Politics

Canada election 2015: The 'rigorous' path of debate prep

Party leaders will have gone through rigorous and sometimes brutal debate preparations before they hit the stage Thursday night for the first campaign debate.

4 leaders hit the stage Thursday for 1st debate of campaign, after intensive preparations for political combat

Leaders locked in debate prep

9 years ago
Duration 2:15
CBC's Margo McDiarmid looks at how leaders are getting ready for the first debate of the election campaign

When Stéphane Dion participated in mock debates in preparation for the real thing during the 2008 election campaign, the former Liberal leader said those playing his political opponents went after him with full force.

"Of course they did. I would have been unhappy otherwise," Dion said.

It's just part of the process that most if not all of the federal party leaders will have endured when they hit the stage Thursday night for the first campaign debate.

"They will have been in a rigorous debate prep process that's been in place for months, not weeks," said Scott Reid, former senior adviser to Paul Martin.

Reid said he has seen "a couple of leaders subjected to intense, tough, punishing rehearsals where their mock opponents really beat the living tar out of them."

Each candidate will have prepared in a way best suited to his or her own style, but the overall preparation is likely similar among the different camps, Reid said. The debate prep usually begins with assembling a team of trusted advisers, adding some outsiders to the mix, then moving people in and out in case they don't quite click with the rest of the team, or more importantly, the leader.

Then it's coming up with goals — does the candidate want to get by or decisively win — and assembling a playbook or briefing binder that includes debate cards categorized into different issues.

Dion, for example, said his debate binders included the main issues, the different parties' answers to those issues, how his opponents would attack his answers, and how he should respond. 

Don't 'look as if you're memorizing'

But Dion said it was also important to have written the answers out in his own words, "because you should not look as if you're memorizing when you're in a debate."

Initially, preparation sessions would be limited to about once a week, Reid said, or twice a month, usually taking place on a Sunday afternoon, or when there's some downtime.

All the while, the team strives for a consensus on objectives, the strengths, weaknesses, challenges and opportunities of the particular candidate, Reid said. And then, as the election nears, rehearsal time is booked.

That's for the mock debates, where the candidate faces off against staff or party members playing the roles of the other party leaders.

​"You can sit around the table, compare notes, have candidates roll off answers, all of that kind of thing," Reid said. "But until people have been forced to experience the physicality of the event, they won't thoroughly appreciate what success must look like.

"Getting them immersed in the setting is critically important.
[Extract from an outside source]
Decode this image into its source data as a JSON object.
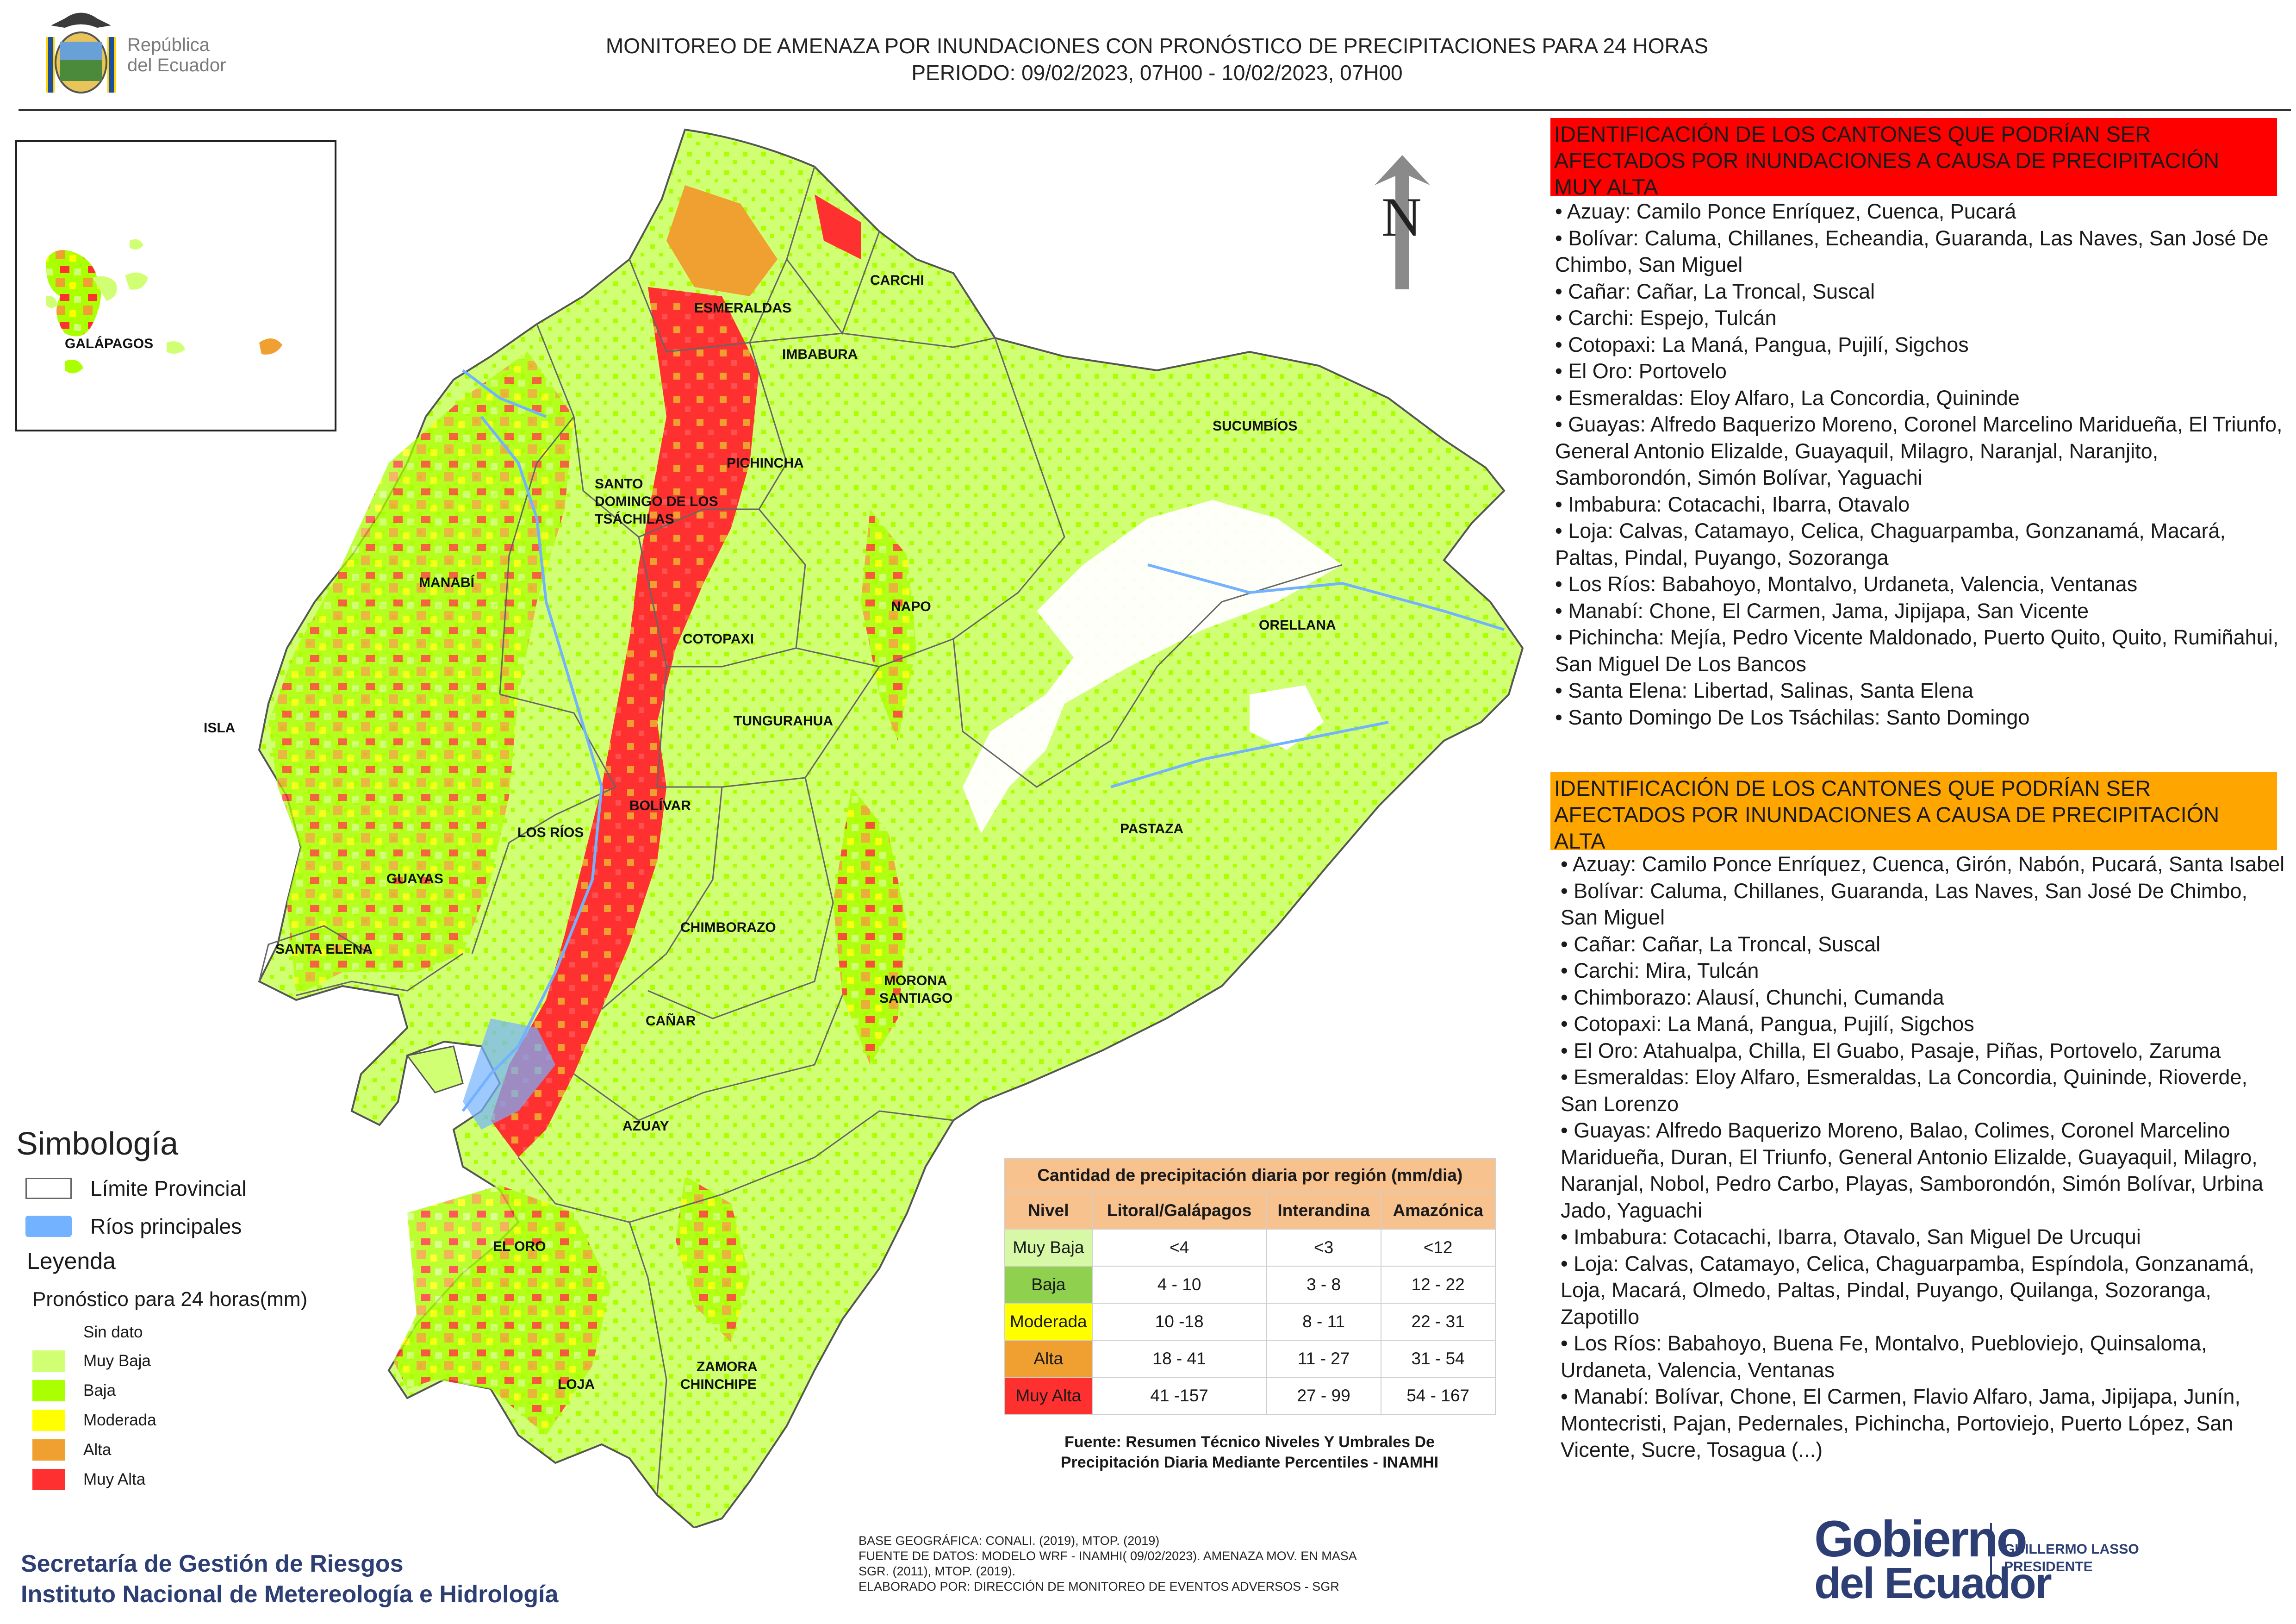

If they're just going to blow it off and say, 'I'm just going to look at my book, and that's all, and I'm going to be OK,' they'll face-plant."
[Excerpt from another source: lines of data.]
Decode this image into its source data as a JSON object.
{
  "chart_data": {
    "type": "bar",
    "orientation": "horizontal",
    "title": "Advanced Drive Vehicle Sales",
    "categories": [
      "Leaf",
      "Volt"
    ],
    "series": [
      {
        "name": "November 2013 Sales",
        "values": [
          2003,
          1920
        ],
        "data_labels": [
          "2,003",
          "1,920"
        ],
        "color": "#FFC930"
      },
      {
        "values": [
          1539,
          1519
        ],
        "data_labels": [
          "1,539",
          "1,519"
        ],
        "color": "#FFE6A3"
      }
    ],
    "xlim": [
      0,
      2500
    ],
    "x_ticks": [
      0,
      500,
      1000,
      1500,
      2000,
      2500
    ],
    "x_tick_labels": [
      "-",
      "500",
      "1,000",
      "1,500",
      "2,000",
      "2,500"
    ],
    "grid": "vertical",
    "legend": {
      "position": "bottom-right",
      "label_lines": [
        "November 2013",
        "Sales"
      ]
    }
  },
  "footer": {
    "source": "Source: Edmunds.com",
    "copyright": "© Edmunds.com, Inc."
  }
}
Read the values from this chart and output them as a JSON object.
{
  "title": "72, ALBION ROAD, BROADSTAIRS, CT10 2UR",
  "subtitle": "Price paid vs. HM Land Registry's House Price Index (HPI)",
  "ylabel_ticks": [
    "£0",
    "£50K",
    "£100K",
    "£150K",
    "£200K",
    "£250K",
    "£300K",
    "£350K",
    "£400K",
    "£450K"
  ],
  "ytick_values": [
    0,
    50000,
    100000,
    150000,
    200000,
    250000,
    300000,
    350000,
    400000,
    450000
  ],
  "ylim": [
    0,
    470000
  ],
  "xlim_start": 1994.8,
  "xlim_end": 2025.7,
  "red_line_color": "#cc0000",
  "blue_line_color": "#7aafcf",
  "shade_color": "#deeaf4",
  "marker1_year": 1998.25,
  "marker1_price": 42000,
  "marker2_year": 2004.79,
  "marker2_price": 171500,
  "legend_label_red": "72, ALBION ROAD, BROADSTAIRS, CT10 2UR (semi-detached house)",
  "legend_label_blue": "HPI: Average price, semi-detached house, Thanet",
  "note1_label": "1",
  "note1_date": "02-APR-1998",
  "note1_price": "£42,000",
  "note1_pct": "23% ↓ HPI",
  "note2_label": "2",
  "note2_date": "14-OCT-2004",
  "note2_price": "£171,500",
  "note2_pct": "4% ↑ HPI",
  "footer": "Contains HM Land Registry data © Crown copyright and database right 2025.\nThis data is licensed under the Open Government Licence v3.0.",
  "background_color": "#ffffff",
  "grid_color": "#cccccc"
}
Part of the mock debate process enables strategists to view their candidate's body language —  do they fidget, use their hands too much, are they looking at their opponent, looking at the camera? It's also about getting the candidate accustomed to the format (sitting or standing) and prepared for the time constraint of answers.

"You're rehearsing with your candidates to make them crisper and more focused and pare away the extraneous words that are distracting or eat up the clock," said David McLaughlin, the former chief of staff to Brian Mulroney.

Former Liberal leader Stéphane Dion says that during preparation for the 2008 leaders' debate, he had binders that included the main issues, the different parties' answers to those issues, how his opponents would attack his answers, and how he should respond. (Adrian Wyld/Canadian Press)

Dion said a mock debate also gives a candidate the opportunity to improvise.

"During the mock debate I may improvise something that is good. Then we'll stop and discuss: 'Was it the best answer?' 'I'm surprised you said that.' Or, 'It may be badly interpreted.'

"This kind of situation will lead the team to interrupt the debate and to discuss what I just said."

It's also a good time to practise the so-called zinger — that biting, witty line that will knock an opponent down a peg and attract some good media buzz.

"If we have a punchline, the leader will practise it. And if we anticipate [an opponent's] punchline, we need a counterpunch and we need to practise it too," Dion said.

'Inner of the inner circle'

A mock debate also means that staff or party members will be put in the possibly awkward position of slamming their leader over politically sensitive subjects. 

"The people in the debate room are the inner of the inner circle," McLaughlin said. "They're the few of the trusted few.

"You need a candidate who is self-confident enough to take criticisms and you need staff who are self-assured enough to give criticisms, while being sensitive enough to know when to pump up the candidate as well as criticize the candidate."

Reid said that one person he did debate prep for was consistently uncomfortable with candid feedback.

"They did not finish well."

But the intense and hostile criticism of a mock debate can go too far, and Reid said in one instance it had the effect of rattling the candidate's confidence.

"You've got to be sensitive to the mood and dynamics of the candidate in order to get the candidate in the zone," McLaughlin said.